Réalisations en 2025
Le rapport met également en évidence plusieurs domaines dans lesquels le leadership technique et le rôle de coordination de l’OMS ont eu un impact manifeste :
Intervention dans 66 situations humanitaires d’urgence dans 88 pays en 2025 ; réalisation, par exemple, de 33 millions de consultations médicales par l’intermédiaire de partenaires sanitaires à Gaza ;Vaccination contre le papillomavirus humain (HPV) : extension de la couverture vaccinale grâce à des schémas de vaccination simplifiés à dose unique, portant la couverture mondiale de 17 % en 2019 à 31 % en 2024 ;Résistance aux antimicrobiens : renforcement de la surveillance et de la production de données grâce au Système mondial de surveillance de la résistance aux antimicrobiens ;Adoption de l’Accord sur les pandémies et des amendements au Règlement sanitaire international (RSI), afin de garantir que le monde soit mieux préparé à de futures pandémies ;Renforcement des systèmes de santé mentale d’urgence et de soutien psychosocial, avec une augmentation de la couverture des pays de 28 % à 48 % ;Mise à jour de la feuille de route mondiale sur la pollution atmosphérique visant à réduire de 50 % d’ici 2040 le nombre de décès attribués à la mauvaise qualité de l’air.
Progrès en demi-teinte vers l’Agenda 2030
Par ailleurs, les progrès vers la couverture sanitaire universelle ont été favorisés par l’élargissement de la couverture des services pour les maladies transmissibles, notamment le VIH et la tuberculose, la prévention des maladies bactériennes grâce à l’amélioration de l’assainissement et l’augmentation des effectifs de santé.
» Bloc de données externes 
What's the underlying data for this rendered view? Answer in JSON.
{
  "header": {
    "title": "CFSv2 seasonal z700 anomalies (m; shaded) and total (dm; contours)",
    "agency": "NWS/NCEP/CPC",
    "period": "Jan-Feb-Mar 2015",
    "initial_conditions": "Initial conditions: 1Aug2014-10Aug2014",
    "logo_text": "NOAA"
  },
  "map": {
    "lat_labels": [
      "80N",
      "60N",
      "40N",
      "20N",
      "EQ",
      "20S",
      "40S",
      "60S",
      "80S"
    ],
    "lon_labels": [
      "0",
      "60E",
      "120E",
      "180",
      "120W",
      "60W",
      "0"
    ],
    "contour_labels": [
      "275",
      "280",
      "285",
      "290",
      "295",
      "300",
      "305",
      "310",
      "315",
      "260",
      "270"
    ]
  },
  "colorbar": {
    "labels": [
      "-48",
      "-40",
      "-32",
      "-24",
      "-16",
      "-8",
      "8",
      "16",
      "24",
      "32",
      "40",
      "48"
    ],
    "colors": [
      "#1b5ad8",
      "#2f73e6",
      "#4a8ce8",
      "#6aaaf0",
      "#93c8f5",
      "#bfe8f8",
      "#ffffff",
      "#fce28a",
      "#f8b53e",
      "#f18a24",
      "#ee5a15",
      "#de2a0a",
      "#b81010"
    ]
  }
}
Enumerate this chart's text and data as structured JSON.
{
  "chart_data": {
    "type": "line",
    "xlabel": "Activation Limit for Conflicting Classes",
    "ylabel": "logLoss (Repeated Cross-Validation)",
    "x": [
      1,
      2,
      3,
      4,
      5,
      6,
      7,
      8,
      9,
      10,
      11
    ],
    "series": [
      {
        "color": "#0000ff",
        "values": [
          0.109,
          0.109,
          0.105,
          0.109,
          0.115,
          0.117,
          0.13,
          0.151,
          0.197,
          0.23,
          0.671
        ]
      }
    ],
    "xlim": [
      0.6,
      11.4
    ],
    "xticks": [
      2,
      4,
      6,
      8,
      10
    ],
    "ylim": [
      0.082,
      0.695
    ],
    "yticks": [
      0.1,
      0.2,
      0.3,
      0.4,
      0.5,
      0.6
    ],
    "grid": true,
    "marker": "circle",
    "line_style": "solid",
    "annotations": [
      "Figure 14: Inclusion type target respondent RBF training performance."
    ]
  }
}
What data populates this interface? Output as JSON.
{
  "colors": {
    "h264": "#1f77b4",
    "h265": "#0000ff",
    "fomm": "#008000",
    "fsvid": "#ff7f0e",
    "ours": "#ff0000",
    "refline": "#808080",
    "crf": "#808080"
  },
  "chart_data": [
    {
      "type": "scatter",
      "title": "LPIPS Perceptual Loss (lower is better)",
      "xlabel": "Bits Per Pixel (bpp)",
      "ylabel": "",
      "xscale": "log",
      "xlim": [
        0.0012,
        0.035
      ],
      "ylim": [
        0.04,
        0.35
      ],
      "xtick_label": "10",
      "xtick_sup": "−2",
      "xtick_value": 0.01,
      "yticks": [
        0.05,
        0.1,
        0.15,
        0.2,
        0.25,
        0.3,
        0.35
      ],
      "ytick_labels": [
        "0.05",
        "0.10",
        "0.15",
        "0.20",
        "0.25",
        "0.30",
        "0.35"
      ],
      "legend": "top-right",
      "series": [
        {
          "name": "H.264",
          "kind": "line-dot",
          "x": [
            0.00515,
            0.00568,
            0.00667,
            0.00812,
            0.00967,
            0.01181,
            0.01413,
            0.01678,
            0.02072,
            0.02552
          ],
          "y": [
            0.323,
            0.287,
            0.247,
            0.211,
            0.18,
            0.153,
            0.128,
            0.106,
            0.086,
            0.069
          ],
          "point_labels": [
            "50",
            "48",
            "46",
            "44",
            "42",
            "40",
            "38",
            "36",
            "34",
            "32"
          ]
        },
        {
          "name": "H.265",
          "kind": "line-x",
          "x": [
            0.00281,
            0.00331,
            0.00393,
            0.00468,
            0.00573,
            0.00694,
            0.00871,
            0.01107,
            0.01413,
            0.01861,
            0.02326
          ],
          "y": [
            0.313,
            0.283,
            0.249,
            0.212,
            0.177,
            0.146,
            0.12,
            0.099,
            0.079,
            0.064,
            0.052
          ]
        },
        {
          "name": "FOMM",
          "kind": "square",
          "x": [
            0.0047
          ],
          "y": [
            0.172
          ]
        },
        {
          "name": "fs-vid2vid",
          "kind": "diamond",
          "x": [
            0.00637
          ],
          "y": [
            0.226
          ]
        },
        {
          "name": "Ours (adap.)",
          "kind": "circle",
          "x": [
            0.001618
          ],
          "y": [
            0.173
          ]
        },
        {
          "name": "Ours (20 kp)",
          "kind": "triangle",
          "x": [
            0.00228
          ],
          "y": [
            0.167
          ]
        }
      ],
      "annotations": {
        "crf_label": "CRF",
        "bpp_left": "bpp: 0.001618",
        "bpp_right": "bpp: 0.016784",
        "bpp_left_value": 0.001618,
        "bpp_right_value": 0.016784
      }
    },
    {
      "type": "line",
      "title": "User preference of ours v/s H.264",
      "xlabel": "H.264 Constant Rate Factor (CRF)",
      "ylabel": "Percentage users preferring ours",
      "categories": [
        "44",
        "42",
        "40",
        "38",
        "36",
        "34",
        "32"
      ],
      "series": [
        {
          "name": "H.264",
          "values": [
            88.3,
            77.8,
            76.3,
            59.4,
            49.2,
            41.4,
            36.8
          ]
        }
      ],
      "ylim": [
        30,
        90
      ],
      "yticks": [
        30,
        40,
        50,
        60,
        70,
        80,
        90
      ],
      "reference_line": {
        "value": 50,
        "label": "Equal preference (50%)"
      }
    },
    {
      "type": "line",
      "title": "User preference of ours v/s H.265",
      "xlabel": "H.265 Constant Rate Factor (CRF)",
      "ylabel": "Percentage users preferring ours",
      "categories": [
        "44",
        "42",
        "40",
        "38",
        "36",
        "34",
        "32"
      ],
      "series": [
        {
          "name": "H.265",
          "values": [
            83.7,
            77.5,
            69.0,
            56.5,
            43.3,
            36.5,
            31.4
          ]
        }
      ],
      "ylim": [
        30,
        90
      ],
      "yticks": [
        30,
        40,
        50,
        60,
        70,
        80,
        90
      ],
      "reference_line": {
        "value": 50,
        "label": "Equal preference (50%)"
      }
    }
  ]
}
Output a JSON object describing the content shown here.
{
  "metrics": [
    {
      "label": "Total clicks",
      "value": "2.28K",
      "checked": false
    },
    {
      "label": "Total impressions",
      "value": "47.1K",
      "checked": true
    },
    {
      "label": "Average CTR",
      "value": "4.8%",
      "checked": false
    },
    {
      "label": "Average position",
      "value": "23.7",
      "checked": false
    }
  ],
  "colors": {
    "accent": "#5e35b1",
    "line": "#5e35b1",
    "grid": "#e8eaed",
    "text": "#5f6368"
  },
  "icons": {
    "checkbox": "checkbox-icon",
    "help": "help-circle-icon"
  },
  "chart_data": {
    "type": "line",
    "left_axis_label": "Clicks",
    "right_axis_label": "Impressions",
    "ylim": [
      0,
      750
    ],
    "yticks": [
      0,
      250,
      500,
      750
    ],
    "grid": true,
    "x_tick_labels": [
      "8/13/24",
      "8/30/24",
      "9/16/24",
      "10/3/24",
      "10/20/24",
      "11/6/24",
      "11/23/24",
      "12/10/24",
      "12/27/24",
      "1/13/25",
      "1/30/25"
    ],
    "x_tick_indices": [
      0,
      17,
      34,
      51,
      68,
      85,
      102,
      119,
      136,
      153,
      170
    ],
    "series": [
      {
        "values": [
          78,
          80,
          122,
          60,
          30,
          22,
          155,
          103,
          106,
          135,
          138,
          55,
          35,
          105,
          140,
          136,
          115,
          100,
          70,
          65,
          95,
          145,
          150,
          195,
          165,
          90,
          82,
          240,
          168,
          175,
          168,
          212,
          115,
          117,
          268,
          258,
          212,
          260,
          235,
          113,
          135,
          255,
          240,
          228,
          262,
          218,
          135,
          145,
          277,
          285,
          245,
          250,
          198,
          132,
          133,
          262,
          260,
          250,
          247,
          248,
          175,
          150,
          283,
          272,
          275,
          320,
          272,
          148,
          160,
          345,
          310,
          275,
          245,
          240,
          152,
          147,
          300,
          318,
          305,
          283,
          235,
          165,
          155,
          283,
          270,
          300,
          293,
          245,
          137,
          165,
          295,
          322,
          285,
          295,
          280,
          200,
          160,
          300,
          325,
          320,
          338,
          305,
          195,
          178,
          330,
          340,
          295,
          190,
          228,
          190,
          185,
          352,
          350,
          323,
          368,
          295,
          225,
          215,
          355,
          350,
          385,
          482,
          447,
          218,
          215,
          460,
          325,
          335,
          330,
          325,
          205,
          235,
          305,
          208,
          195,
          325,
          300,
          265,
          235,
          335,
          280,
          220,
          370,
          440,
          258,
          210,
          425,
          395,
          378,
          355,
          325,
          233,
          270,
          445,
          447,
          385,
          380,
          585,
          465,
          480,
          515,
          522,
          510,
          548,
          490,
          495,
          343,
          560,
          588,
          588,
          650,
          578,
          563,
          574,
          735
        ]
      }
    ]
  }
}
Des lacunes persistent toutefois dans des domaines tels que la prise en charge du diabète, la surveillance de la rougeole et la protection financière.
Si des progrès sont réalisés dans la protection contre les urgences sanitaires, des défis persistent dans la détection des maladies, les interventions d’urgence, ainsi que l’éradication de la poliomyélite et la transition.
Plus largement, le document fait état de progrès significatifs – mais incomplets – concernant 46 indicateurs de résultats et 121 indicateurs de réalisations qui s’inscrivent dans le cadre du Programme de développement durable à l’horizon 2030, reflétant la responsabilité conjointe de l’OMS et de ses États Membres.
Dans l’ensemble, environ la moitié des indicateurs de réalisations n’ont pas été atteints, en particulier dans les contextes exposés aux situations d’urgence et aux contraintes de ressources.
Pour les trois cibles, les pressions financières et le processus de réorientation de l’OMS ont eu plusieurs conséquences immédiates, telles qu’une réduction des capacités en ressources humaines pour la mise en œuvre, un soutien technique limité et un ralentissement de la mise en œuvre des programmes.

Le chef de l’OMS, Dr Tedros (au centre) discute avec le personnel d’un hôpital à Kaboul, en Afghanistan.
Contraintes financières
Le rapport souligne qu’une grande partie du financement de l’OMS reste fortement affectée à des domaines thématiques spécifiques, ce qui continue de limiter l’allocation stratégique conforme aux priorités de l’Organisation.
Alors que le contexte financier mondial devient plus contraignant, un financement durable et flexible sera essentiel pour préserver les acquis en matière de santé, réduire les inégalités persistantes et permettre à l’OMS de s’acquitter de son mandat « afin de créer un monde plus sain, plus sûr et plus juste pour tous ».